Anyone who falls within this wider definition is required to be approved by 6 February 2010. We emphasised in our previous alert that the FSA is entitled under the legislation to takeup to three months to consider an approved person application, but applications can be processed much more quickly and firms who have not yet addressed this issue should do so urgently.
The change will have an impact on affected individuals as they will be obliged to understand and fulfil the duties in Statements of Principle and Code of Practice for Approved Persons. They will be open to heavy sanctions if they fall short of these standards.

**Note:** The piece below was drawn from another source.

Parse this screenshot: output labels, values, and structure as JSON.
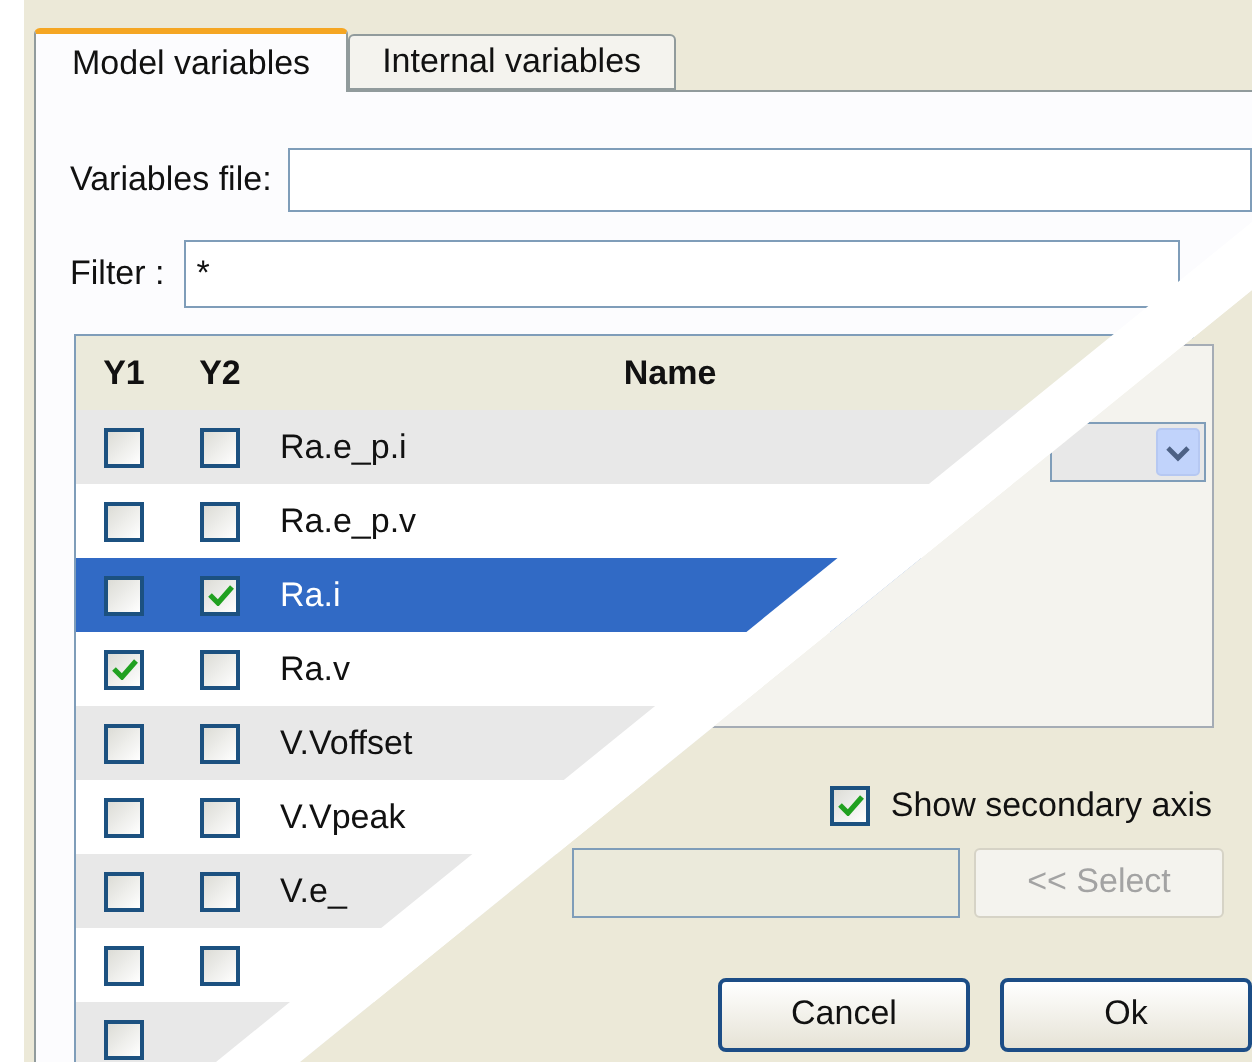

The FSA has stated that the new rules will catch the following categories of people:
- the chairman of the audit committee at the parent company level;
- any director of a parent company who exercises significant influence by way of his involvement in taking decisions for that FSA regulated firm;
- any individual responsible for setting the objectives for, and remuneration of, the executive directors of the FSA regulated firm; and
- any other individual who is a director or senior manager of a parent undertaking who is accustomed to influencing the operations of that FSA regulated firm.
The FSA has indicated that in order to be caught by the new rules, there will need to be an “arrangement” between the individual concerned and the FSA authorised firm. FSA guidance suggests that this requirement should be interpreted to mean any contract or arrangement that permits the performance of the role by the individual for and on behalf of the FSA authorised firm in question. Caution should be exercised in considering whether or not an arrangement is in place – given the FSA’s well established rules on apportionment of responsibilities it may well expect an arrangement to be in place where an individual exerts significant influence over the management of an FSA authorised firm. The FSA has always insisted upon clear reporting lines and transparency in the manner in which a business is run. A distinction can be drawn however between individuals responsible for setting group level strategy and those responsible for implementing that strategy at the level of the FSA authorised firm. The fact that there is a reporting line to a parent/holding company does not necessarily imply that the recipient of the report must be registered as an approved person of the UK firm.
Firms operating as part of a group, particularly where there are cross company business divisions and cross border reporting lines should examine the FSA ‘s requirements urgently if this has not already been done. A failure to consider the issue could expose firms and senior managers within them to significant risk of regulatory penalties.
There is considerable uncertainty about the precise scope of the changes and firms may need to take advice to assist them. The FSA has expressed a willingness to discuss whether particular individuals will be caught by the new rules, and this is an offer that firms may wish to take up after they have formed a preliminary view. We have been working with a number of clients on this issue to assist them in understanding and meeting the FSA’s requirements.